Pigeons were a bottle of gin, doves were two bottles and sixpence. Extra for a fresh corpse. He was probably overcharging, but Cora had no desire to haggle. They slammed down the bottle and coins, waking the man up. He reached into the bag and passed them a bloodied cloth. Cora held it out the way; there was no telling what people desperate enough to frequent this establishment might steal.
“What you using that for?” Of course this was the time he chose to be chatty. Cursing their luck, Cora decided that walking away would raise eyebrows.
“Sleeping potion. New recipe.” That pacified him, and he turned his attention to the gin bottle. Cora had never been more grateful to take deep gulps of polluted city air. They walked home with the dove in their inside pocket. Its wings, splayed at unnatural angles, pressed into their chest.
Alchemists could not afford to be squeamish. Cora laid the sad little body on their desk, and whispered a prayer in case someone was listening. They sterilised the scalpel and cut out its heart with a surgeon’s precision. The worst stage was over. The heart could be crushed with salt, acid, a few drops of bottled moonlight. They mixed it all with a very concentrated liquor. It wouldn’t taste good, but they had to be able to keep it down. They got lost enough in their craft to forget that their plan was useless at best, suicidal at worst.
They wasted some good fabric to wrap up the dove. They wasted good time walking to an overgrown garden, a favourite haunt of urchins. They buried it under a rosebush, in a quick ceremony. It had given its life for a useless plan; it deserved a moment of solemnity.
Marie was back in the shop, rearranging things in a way that made Cora’s skin crawl.
“What did you run off for?”
“Those papers were in order.”
“No, they were in a pile on the floor.” Cora didn’t press the matter.
“I’ve-” Found something? They didn’t want to be the bringer of false hope. “Made a potion.”
“That’s good.”
“I’ll try it.” There was so much more to say, but they had never been the eloquent one.

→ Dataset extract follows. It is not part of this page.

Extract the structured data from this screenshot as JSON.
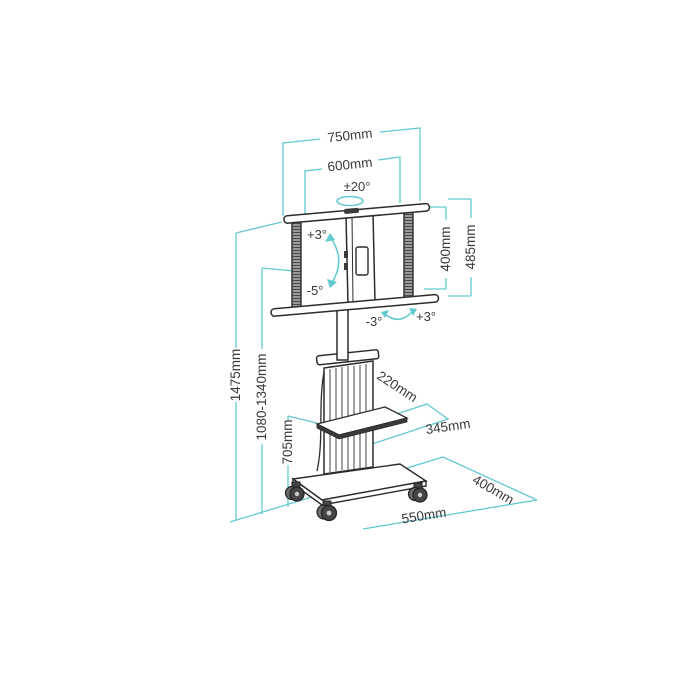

Many people mistakenly believed that the city was at its quietest at night. They were wrong. Cora knew that privacy should be sought in the early hours of the morning, when the drunks had passed out in the gutters but the lamplighters were still in bed. When it was dark and cold and the streets were empty. They left the warmth of their room, carrying nothing but a small, stoppered vial of liquid. They knew that if they took so much as a cab fare they would lose their nerve. They didn’t tell Marie where they were going.